In 2023, MetALD was officially introduced as a disease entity, as part of a broader international, multisociety consensus process. MetALD is a new medical classification for liver disease combining metabolic risk factors (such as obesity and diabetes mellitus) with moderate-to-high alcohol consumption. This represents a middle-ground category between metabolic dysfunction-associated steatotic liver disease (MASLD; purely metabolic)—the term that replaced nonalcoholic fatty liver disease—and alcohol-associated liver disease (purely alcohol-driven). This month’s issue of Gastroenterology & Hepatology places a spotlight on MetALD in an interview with Dr Paul Y. Kwo. In our Advances in Hepatology column, he discusses the importance of this new nomenclature, how hepatic steatosis can be detected, and how alcohol consumption can be quantified using questionnaires and phosphatidylethanol levels. Dr Kwo also discusses the management of MetALD, including lifestyle interventions involving diet and decreased alcohol intake, the role of pharmacotherapies such as acamprosate and naltrexone, and emerging data on the use of glucagon-like peptide-1 (GLP-1) receptor agonists in this patient population.

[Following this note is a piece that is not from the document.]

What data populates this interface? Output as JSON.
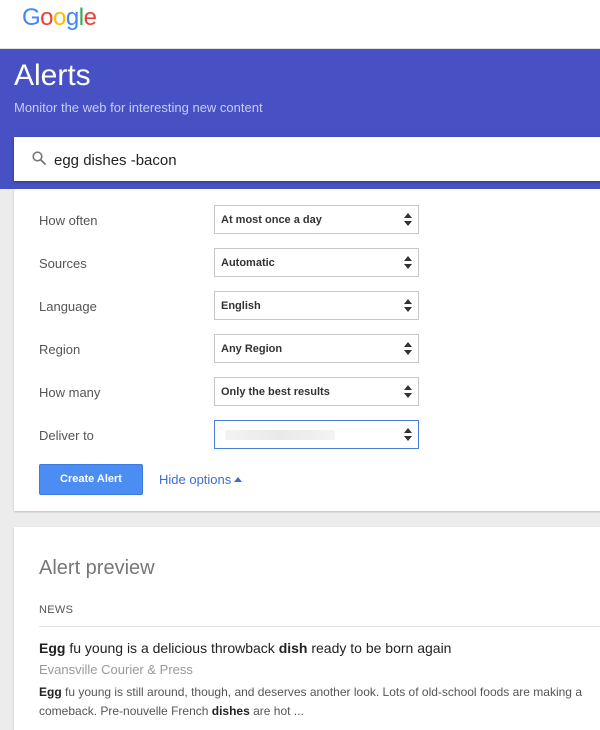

Our review article this month explores therapeutic options for primary biliary cholangitis (PBC). Dr Mariam Alamgir, Dr Sheena Bhushan, Dr Aalam Sohal, and Dr Kris V. Kowdley examine first-line treatment with ursodeoxycholic acid and the need for second-line therapeutic options. The authors review the recent withdrawal of obeticholic acid owing to safety concerns and lack of confirmed benefit in advanced disease, the potential role of fibrates, and the recent approval of the selective peroxisome proliferator-activated receptor (PPAR) agonists elafibranor and seladelpar. Additionally, the authors examine upcoming medications in clinical trials such as saroglitazar and pemafibrate, advanced PPAR agonist–based therapies aimed at managing dyslipidemia and liver disease, and propose an algorithm for managing PBC patients who do not have cirrhosis.
Our MASH in Focus column highlights recent guidance from the American Association for the Study of Liver Diseases on pediatric MASLD/metabolic dysfunction-associated steatohepatitis (MASH). Dr Stavra A. Xanthakos discusses why separate pediatric practice guidance was needed, which children should be screened for MASLD and using which tools, when liver biopsy should be performed, and the importance of multidisciplinary lifestyle management. Her discussion also covers the roles of pharmacotherapies such as GLP-1 receptor agonists and bariatric surgery, as well as differences from the adult MASH recommendations.
Janus kinase (JAK) inhibitor–associated acne is the focus of our Advances in IBD column. Associate Professor Britt Christensen discusses acne rates in inflammatory bowel disease patients taking JAK inhibitors, the typical clinical presentation of affected patients, and how patients should be counseled upon initiation of JAK inhibitor therapy. Also discussed are therapeutic approaches involving topical, combination, and oral antibiotic therapies; when to refer patients for dermatologic consultation; and whether JAK inhibitor therapy should be discontinued or reduced.
Our Advances in IBS column features an interview with Dr Brennan Spiegel on artificial intelligence (AI) in disorders of gut-brain interaction (DGBIs), including irritable bowel syndrome (IBS). He discusses potential uses of AI to transform the care of these patients, including in microbiome analysis, the prediction of IBS development, the investigation of functional dyspepsia, and the management of gastrointestinal symptoms. Other topics of discussion include the effectiveness of AI-driven interventions for DGBIs and the challenges of integrating AI into routine clinical practice.
Finally, Dr Brian E. Lacy presents the case of a patient who has IBS with constipation (IBS-C) in our Case Study Series section. He offers helpful teaching points and discusses how to speak with IBS-C patients about various important issues such as how to reassure that a confident symptom-based diagnosis is possible, how to explain the multifactorial pathophysiology and chronic nature of the disease, and how to discuss the approved IBS-C medications with different mechanisms of action.
I hope that this issue provides valuable insights for your clinical practice.